Chinese documentary ‘Borof’ focuses on children of refugees in India

By Huang Tingting Source:Global Times Published: 2017/8/31 19:08:39

Liu Juan (left) talks with Dano on the bank of Ganges River in Varanasi, India, in 2015. Photo: Courtesy of Liu Juan

In late July, Chinese director Liu Juan prescreened a rough-cut version of her India-focused documentary Borof in Beijing. With the event also live-streamed on websites including v.qq.com and v.ifeng.com, more than 300,000 people tuned in to watch.

The word borof means "eyes" in Bengali. An independent documentary two years in the making, it focuses on the young descendants of refugees who relocated to India after partition, a majority of whom are still living as second-class citizens in India today.

"Many of them are having trouble just staying alive," the 34-year-old director told the Global Times on Sunday. "Their poverty has historical roots and the Indo-Pakistan wars just aggravated the situation,"

Traveling all the way from India's northeastern border cities to the western city of Mumbai, generally considered a haven by many refugees and their descendants, Liu and her two assistants spent a month in 2015 following the route refugees once walked to better record their experiences.

Focus on children

A veteran director who won the New Asian Talent Competition for her film Singing When We Are Young at the 16th Shanghai Film Festival in 2013, Liu said that a photo of the dead body of Aylan Kurdi, a 3-year-old Syrian refugee boy whose corpse was found on a Turkish beach in 2015, pushed her to film Borof

"I once met a homeless mother who was traveling with her kids to Mumbai," Liu recalled. "One of her babies was seriously ill. After praying over the child, she left him by the roadside and continued on her journey. She told me that God would take care of him."

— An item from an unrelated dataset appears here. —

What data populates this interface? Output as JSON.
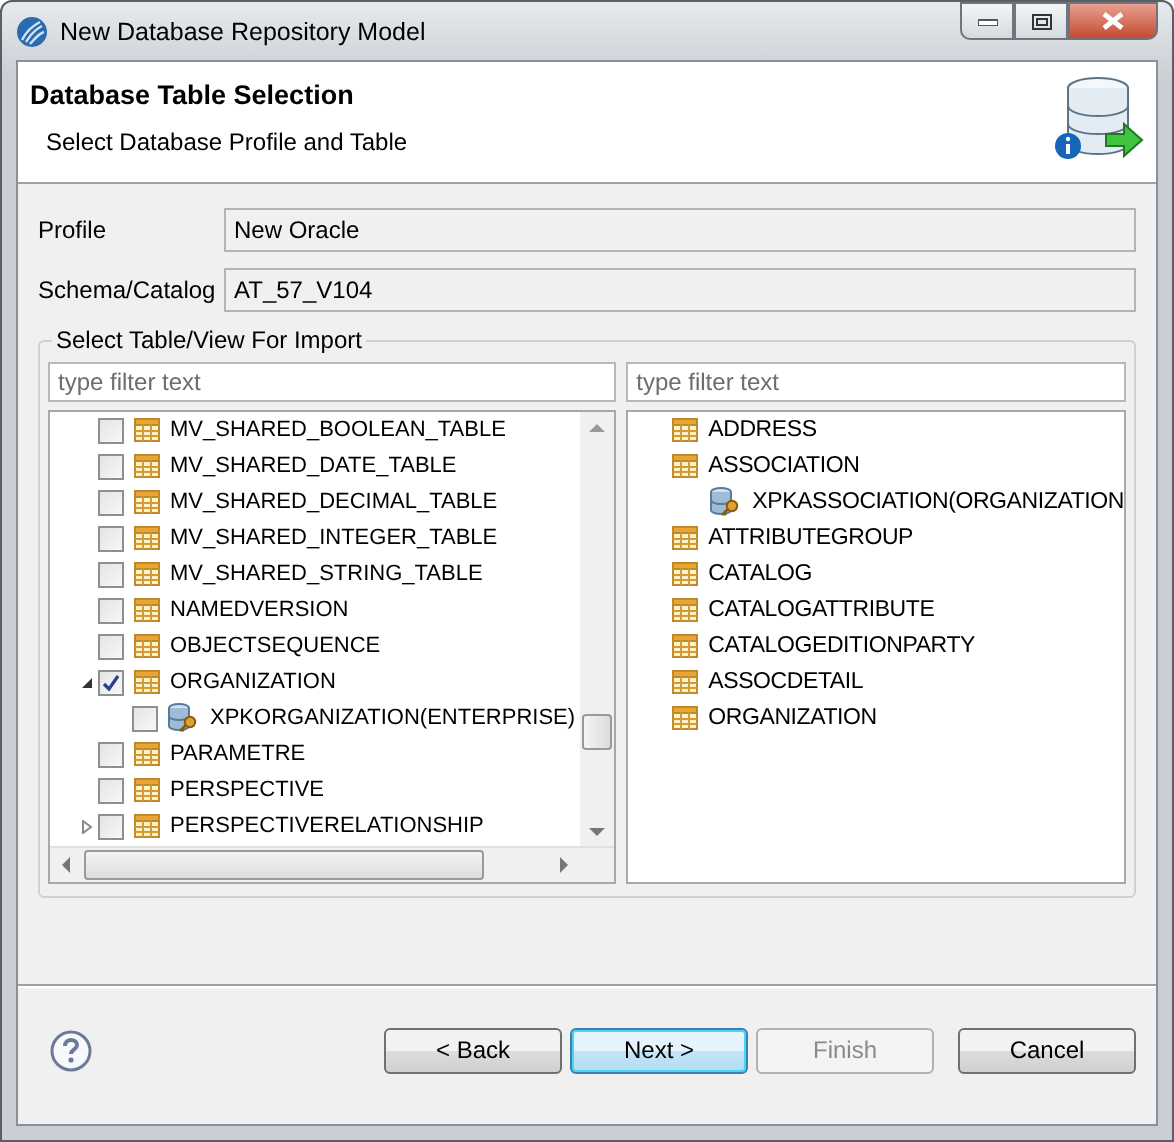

Watching the boy's family march on while he lay there left Liu feeling shocked and numb.

The photo of Kurdi brought this memory back into clear focus, leading Liu to decide that she had to do something helpful.

"I simply want to use what I am good at, filming in this case, to help them. I hope more people will learn about them and want to give them aid after the film gets its wide release," Liu told the Global Times.

Liu decided to present a children's perspective when delving into this group's stories. The documentary focuses on four children whose grandparents were once forced to flee their homes in Pakistan and Bangladesh to head to India: 7-year-old Dano lives in Varanasi, 8-year-old Paump is from a village near Jaisalmer, 12-year-old Wine calls Mumbai home, while 18-year-old Chris resides in Barasat.

Liu and her team stayed with the children's families during the shoot, recording their relationships with their siblings and parents, who are generally considered second-generation immigrants into India.

But why the focus on children? Similar concerns arose during their stay in India, Liu said, when some locals accused them of taking advantage of the children - which Liu said is not true.

"We chose them, because children are sensitive to social impacts. The influences of even the smallest moves of the people around them, good or bad, are rapidly reflected in them - as such you can actually learn some very rich lessons from these children," Liu said.

Changing and growing

Paump was one of the children from whom Liu learned a great deal.

Liu met the now 10-year-old Paump on a tourist trip to India in 2013 when she and her companions got lost in a desert near the village where the girl lived. The girl, who was then playing nearby, showed them the way back to civilization.

"She was so different," Liu recalled. Unlike other kids that Liu met in India, who wouldn't let tourists go until they handed over some money, Paump asked for nothing after she helped them.

However, when Liu met the girl again in 2015, Paump was no different than other kids begging for money.

"Her experience kind of reinforced my resolution to carry on this project," Liu said.

Borof reveals that Chris, like his grandfather who moved to India from Bangladesh during the war, wants to go to Mumbai. What sets the young man apart from his grandfather is that he dreams of working in Bollywood.

"This is another reason I want to continue to document their lives," Liu said. "I want to see for myself how these kids change and grow."

An ongoing project

Liu told the Global Times that she is currently working to expand the 60-minute rough-cut version that was screened in July, with the goal of adding more scenes to help make these children's stories more complete. She noted that before she left India, she gave Dano, Chris and Wine GoPro cameras and told them to film whatever they wanted.

The director said that she currently plans to turn this into a long-term project by going back every year to film the kids and collect the footage they shot that year to use in making new documentaries.